A couple of questions/comments:

  • The read/write base semantics on stable memory do not return errors. If on one replica an error happens on a write; but the error is swallowed, the following reads will be in-consistent from that replica visa-ve other replicas. Is the assumption that a write will ALWAYS succeed valid in real life?
pub fn stable_read(offset: u32, buf: &mut [u8])
pub fn stable_write(offset: u32, buf: &[u8])
  • The stable_read/stable_write semantics seem to indicate that there is no advantage on bunching writes/reads close together (i.e. the extents in i-node can span multiple blocks without a appreciable performance penality). Is this a correct assumption?
  • Because we cannot rely on certain ‘local’ aspects of the replica (main one being time), the time element of a ext4 file-system is not currently being modeled.
1 Like
  • I am not sure what kind of errors you expect. Execution is always deterministic, so when programming on a canister, you don’t have to worry about what happens on one replica vs. another one. So the assumption is valid.

  • Semantics usually don’t say much about performance. At some point, the instruction counting for stable memory access may make certain access patterns cheaper. For now, don’t worry about it. Or if you do want to worry, assume that locality within a 64k pages is beneficial.

  • You can use ic0.time to get a suitable timestamp (but careful, don’t assume it to be_strictly_ monotonous – but that should be the same for a system clock with low resolution)

Thanks! On the

SInce the write has to physically persist somewhere(ssd, spinning disk, ram memory), I thought it is possible for that write to fail due to physical nature of any memory. Further since the same write is seen by multiple replicas , that execution path may not be exactly deterministic in the sense that one replica might report a failure. How is this physical error, then , handled if it is an impossibility?

Just a wild guess, but I’m guessing any errors with physical persistence and errors that appear on one replica but not another are handled by the IC consensus protocol and therefore abstracted away from the IC system client.

1 Like

Indeed…but there’s no way that detect that flaw ( and therefore no way to repair ).
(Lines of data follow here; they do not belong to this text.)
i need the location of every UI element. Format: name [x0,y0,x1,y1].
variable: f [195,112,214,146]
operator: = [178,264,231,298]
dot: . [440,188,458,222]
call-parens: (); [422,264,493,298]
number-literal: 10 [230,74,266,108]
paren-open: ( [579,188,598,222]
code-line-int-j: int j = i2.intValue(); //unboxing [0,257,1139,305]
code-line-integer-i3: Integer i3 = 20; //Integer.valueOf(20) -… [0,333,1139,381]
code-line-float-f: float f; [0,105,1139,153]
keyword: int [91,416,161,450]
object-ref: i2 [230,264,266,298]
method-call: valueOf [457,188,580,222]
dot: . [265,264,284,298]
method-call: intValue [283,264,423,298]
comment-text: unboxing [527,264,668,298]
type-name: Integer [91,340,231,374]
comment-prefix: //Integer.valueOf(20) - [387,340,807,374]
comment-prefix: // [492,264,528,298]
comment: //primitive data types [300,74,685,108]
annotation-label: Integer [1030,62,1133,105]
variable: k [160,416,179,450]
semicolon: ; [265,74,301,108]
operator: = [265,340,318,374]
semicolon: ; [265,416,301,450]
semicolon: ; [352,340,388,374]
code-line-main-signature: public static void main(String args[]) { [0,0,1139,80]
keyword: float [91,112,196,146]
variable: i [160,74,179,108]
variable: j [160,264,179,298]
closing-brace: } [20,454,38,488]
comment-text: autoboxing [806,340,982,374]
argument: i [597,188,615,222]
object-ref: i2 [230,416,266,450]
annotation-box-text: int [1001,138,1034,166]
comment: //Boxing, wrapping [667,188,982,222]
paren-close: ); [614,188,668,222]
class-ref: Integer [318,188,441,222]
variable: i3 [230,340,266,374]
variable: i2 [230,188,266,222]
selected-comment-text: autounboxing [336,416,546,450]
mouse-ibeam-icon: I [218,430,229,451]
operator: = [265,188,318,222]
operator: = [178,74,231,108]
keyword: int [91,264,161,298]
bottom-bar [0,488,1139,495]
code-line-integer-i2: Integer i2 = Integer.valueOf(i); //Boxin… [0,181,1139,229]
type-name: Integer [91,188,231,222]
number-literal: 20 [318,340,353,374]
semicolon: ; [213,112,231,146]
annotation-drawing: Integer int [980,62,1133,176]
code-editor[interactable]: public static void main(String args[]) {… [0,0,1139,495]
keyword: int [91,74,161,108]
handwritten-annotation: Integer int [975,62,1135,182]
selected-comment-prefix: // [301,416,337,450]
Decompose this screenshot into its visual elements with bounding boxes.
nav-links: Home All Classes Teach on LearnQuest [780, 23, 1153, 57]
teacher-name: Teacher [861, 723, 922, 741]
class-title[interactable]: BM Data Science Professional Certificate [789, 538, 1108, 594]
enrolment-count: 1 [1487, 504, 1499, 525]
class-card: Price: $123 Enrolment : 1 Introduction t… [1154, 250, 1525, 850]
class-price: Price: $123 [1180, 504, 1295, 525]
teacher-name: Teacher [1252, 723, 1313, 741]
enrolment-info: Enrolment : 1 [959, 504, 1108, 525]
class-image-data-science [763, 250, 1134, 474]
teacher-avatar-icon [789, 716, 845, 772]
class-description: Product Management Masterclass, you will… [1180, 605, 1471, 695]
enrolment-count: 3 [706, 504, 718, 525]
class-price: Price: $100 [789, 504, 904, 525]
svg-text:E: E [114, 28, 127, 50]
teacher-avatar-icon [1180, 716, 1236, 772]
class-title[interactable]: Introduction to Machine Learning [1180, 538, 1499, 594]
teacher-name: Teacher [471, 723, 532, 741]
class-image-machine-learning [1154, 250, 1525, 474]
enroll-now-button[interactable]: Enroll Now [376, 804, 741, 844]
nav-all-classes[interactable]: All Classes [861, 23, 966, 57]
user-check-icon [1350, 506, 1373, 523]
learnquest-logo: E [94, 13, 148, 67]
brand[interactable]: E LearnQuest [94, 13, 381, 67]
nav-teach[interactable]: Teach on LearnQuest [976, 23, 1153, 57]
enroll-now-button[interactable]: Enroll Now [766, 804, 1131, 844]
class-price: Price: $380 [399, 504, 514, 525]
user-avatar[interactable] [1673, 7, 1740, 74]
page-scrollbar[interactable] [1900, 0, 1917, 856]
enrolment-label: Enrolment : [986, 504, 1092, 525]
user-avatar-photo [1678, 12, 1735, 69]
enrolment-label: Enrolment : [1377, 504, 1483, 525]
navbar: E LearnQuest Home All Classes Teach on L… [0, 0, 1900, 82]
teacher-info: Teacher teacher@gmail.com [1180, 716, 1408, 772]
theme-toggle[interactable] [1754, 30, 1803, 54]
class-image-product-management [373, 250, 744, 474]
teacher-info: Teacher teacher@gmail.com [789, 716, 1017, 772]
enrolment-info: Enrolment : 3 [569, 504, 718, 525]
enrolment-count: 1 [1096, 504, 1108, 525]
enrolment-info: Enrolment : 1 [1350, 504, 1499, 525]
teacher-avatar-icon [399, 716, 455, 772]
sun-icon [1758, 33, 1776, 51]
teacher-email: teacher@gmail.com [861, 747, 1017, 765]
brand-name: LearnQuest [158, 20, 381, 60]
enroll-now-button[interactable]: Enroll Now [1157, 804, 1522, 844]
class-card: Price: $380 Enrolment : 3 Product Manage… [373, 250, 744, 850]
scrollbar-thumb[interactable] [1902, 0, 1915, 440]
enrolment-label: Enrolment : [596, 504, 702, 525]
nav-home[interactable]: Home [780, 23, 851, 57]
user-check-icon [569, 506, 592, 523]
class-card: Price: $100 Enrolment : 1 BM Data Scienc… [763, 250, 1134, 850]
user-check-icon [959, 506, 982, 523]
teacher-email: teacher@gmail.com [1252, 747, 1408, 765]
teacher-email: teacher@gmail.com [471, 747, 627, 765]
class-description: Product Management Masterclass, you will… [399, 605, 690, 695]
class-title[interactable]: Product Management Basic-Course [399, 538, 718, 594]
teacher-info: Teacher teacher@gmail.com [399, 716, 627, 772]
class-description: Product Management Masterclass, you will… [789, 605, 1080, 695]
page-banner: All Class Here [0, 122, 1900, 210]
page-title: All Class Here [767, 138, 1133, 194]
If your hypothesis is correct, the flawed replica for that query path is forever shunned by consensus. Over time then, the other writes will fail in other replicas.

Typically without complete lock-step determinism , in face of physical reality (like hard disks actually failing), there are workarounds…like hotswapping a hard disk with read-repair in a system like Apache Cassandra.

In this case , unless i am reading the ic stable memory spec wrongly or there are other clever hardware sync-ups behind the scene, the fs is forbidden to repair (repair with what?) even if it sees an error.

Edit: perhaps the only way would be to store multiple copies of data blocks on the same replica; but that again would break the deterministic model…i.e. the code would just execute on the replica which needed the repair and not all replicas.

Oh, I’m sure the IC tracks which nodes have failed disks, and if they remain failed the node provider will face reduced rewards. After all, there’s an SLA that’s enforced on-chain (I think).